Pawan Kalyan row reignites Telangana sentiment, sparks cross-party backlash
Synopsis
Key Takeaways
Andhra Pradesh Deputy Chief Minister Pawan Kalyan's remarks have pushed Telangana sentiment back to the centre of the state's political discourse, drawing sharp condemnation from parties and activists across the spectrum. The Jana Sena Party (JSP) chief's press conference at his Jubilee Hills residence in Hyderabad on 2 June 2025 — held after police denied permission for his planned Telangana Formation Day meeting — has only deepened the row.
What Pawan Kalyan said
The actor-politician reportedly remarked that ‘regionalism is worse than terrorism' and warned that ‘if the issue is not addressed, tomorrow they may refuse to sing Vande Mataram and Jana Gana Mana'. He also drew flak for telling Telangana critics that the state was ‘not the jagir (fiefdom) of their father'.
Barring the Bharatiya Janata Party (BJP) — a Jana Sena ally — every major party has hit out at the Deputy CM over the comments.
How the row began
The flashpoint dates to last month, when political analyst and former MLC Professor K. Nageshwar claimed during a television debate that Pawan Kalyan, in his meeting with Union Home Minister Amit Shah, had demanded the arrest of YSR Congress Party leader and former Andhra Pradesh Chief Minister Y.S. Jagan Mohan Reddy. Nageshwar also reportedly suggested Shah had described the BJP-TDP-JSP alliance as ‘temporary' while calling Jagan a ‘long-term friend'.
After Jana Sena denied the claims and threatened legal action, Nageshwar withdrew his remarks.
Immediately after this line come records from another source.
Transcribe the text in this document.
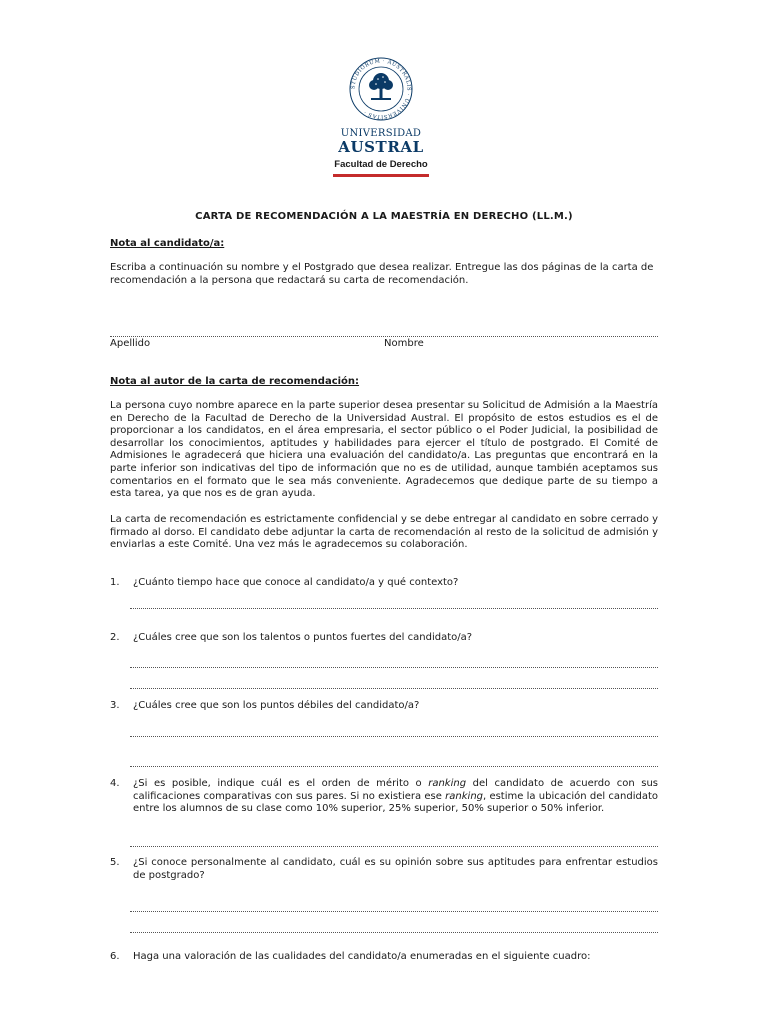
STUDIORUM · AUSTRALIS · UNIVERSITAS ·
UNIVERSIDAD
AUSTRAL
Facultad de Derecho
CARTA DE RECOMENDACIÓN A LA MAESTRÍA EN DERECHO (LL.M.)
Nota al candidato/a:
Escriba a continuación su nombre y el Postgrado que desea realizar. Entregue las dos páginas de la carta de recomendación a la persona que redactará su carta de recomendación.
Apellido	Nombre
Nota al autor de la carta de recomendación:
La persona cuyo nombre aparece en la parte superior desea presentar su Solicitud de Admisión a la Maestría en Derecho de la Facultad de Derecho de la Universidad Austral. El propósito de estos estudios es el de proporcionar a los candidatos, en el área empresaria, el sector público o el Poder Judicial, la posibilidad de desarrollar los conocimientos, aptitudes y habilidades para ejercer el título de postgrado. El Comité de Admisiones le agradecerá que hiciera una evaluación del candidato/a. Las preguntas que encontrará en la parte inferior son indicativas del tipo de información que no es de utilidad, aunque también aceptamos sus comentarios en el formato que le sea más conveniente. Agradecemos que dedique parte de su tiempo a esta tarea, ya que nos es de gran ayuda.
La carta de recomendación es estrictamente confidencial y se debe entregar al candidato en sobre cerrado y firmado al dorso. El candidato debe adjuntar la carta de recomendación al resto de la solicitud de admisión y enviarlas a este Comité. Una vez más le agradecemos su colaboración.
1. ¿Cuánto tiempo hace que conoce al candidato/a y qué contexto?
2. ¿Cuáles cree que son los talentos o puntos fuertes del candidato/a?
3. ¿Cuáles cree que son los puntos débiles del candidato/a?
4. ¿Si es posible, indique cuál es el orden de mérito o ranking del candidato de acuerdo con sus calificaciones comparativas con sus pares. Si no existiera ese ranking, estime la ubicación del candidato entre los alumnos de su clase como 10% superior, 25% superior, 50% superior o 50% inferior.
5. ¿Si conoce personalmente al candidato, cuál es su opinión sobre sus aptitudes para enfrentar estudios de postgrado?
6. Haga una valoración de las cualidades del candidato/a enumeradas en el siguiente cuadro:
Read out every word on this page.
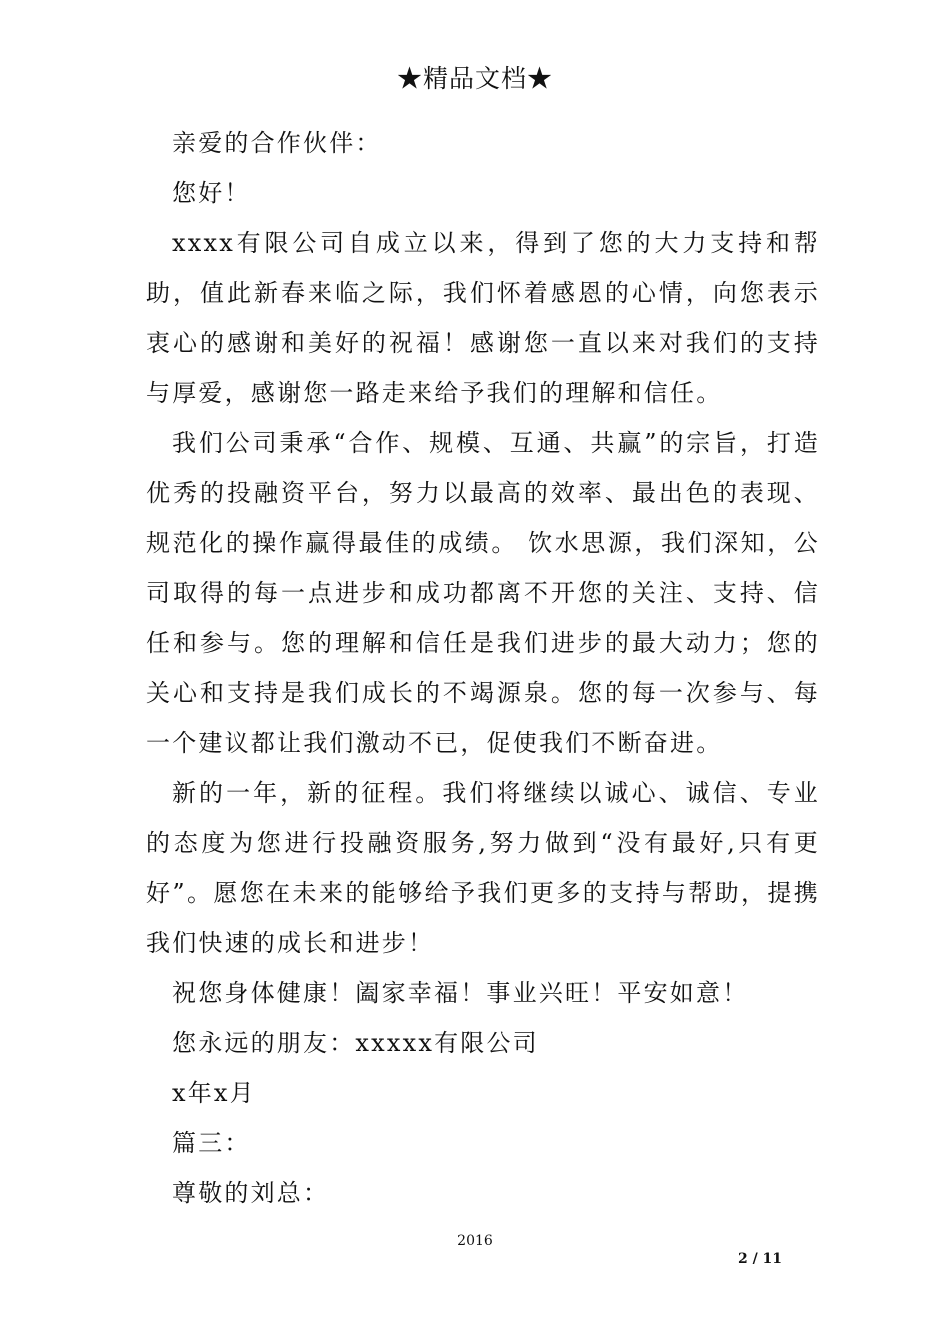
★精品文档★

亲爱的合作伙伴：

您好！

xxxx有限公司自成立以来，得到了您的大力支持和帮助，值此新春来临之际，我们怀着感恩的心情，向您表示衷心的感谢和美好的祝福！感谢您一直以来对我们的支持与厚爱，感谢您一路走来给予我们的理解和信任。

我们公司秉承“合作、规模、互通、共赢”的宗旨，打造优秀的投融资平台，努力以最高的效率、最出色的表现、规范化的操作赢得最佳的成绩。 饮水思源，我们深知，公司取得的每一点进步和成功都离不开您的关注、支持、信任和参与。您的理解和信任是我们进步的最大动力；您的关心和支持是我们成长的不竭源泉。您的每一次参与、每一个建议都让我们激动不已，促使我们不断奋进。

新的一年，新的征程。我们将继续以诚心、诚信、专业的态度为您进行投融资服务,努力做到“没有最好,只有更好”。愿您在未来的能够给予我们更多的支持与帮助，提携我们快速的成长和进步！

祝您身体健康！阖家幸福！事业兴旺！平安如意！

您永远的朋友：xxxxx有限公司

x年x月

篇三：

尊敬的刘总：

2016
2 / 11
Andhra Pradesh Police, however, registered multiple FIRs against him for allegedly promoting enmity, intentional insult, spreading false information and criminal conspiracy. Telangana Police later provided him security at his residence.
Permission denied, tempers flare
Jana Sena had sought Cyberabad police clearance to hold the ‘Telangana Nava Nirmana Sankalpa Sabha' at a Gachibowli convention centre, citing an expected turnout of 2,000. The police rejected the request, citing a ‘substantial threat' to law and order and noting that recent utterances by Andhra leaders had ‘deeply hurt the sentiments of the people of Telangana'. The Telangana High Court declined relief on the party's House Motion petition.
Hours before the rejection, Telangana's Minister for Transport and Backward Classes Welfare Ponnam Prabhakar demanded that Pawan Kalyan apologise for his earlier ‘evil eye' remark — a reference to the actor-politician's reported claim that if Telangana people cast an eye, the coconut trees of Konaseema would wither. The Congress minister also recalled Pawan Kalyan's purported statement that he would stop eating for 11 days if Telangana was formed.
Opposition response
Bharat Rashtra Samithi (BRS) Working President K.T. Rama Rao said Telangana ‘needs no lessons of patriotism' from Pawan Kalyan. ‘We respect him as the Deputy Chief Minister of Andhra Pradesh. We admire him as an artist and as an actor. If he visits us as a brother, we will treat him with a Hyderabadi biryani but if he attempts to assert his dominance in our politics, we will not stand for it,' he said, recalling the 60-year struggle that culminated in statehood in 2014.
Responding to the ‘jagir' jibe, KTR said Telangana was ‘definitely the jagir of the sons of the soil of Telangana'. On Jana Sena's plan to contest elections in the state, he said any citizen could form a party under the Constitution, but a leader contesting from a state ‘should respect the aspirations of the people, their struggles and sacrifices'.
What's next
With Cinematography Minister Komatireddy Venkat Reddy having warned in December that Pawan Kalyan's films could be blocked from Telangana theatres absent an apology, the stand-off now threatens to spill from politics into the box office. Jana Sena's stated push into Telangana elections will test whether the actor-politician can repair the breach — or whether the sentiment war hardens into a longer electoral fault line.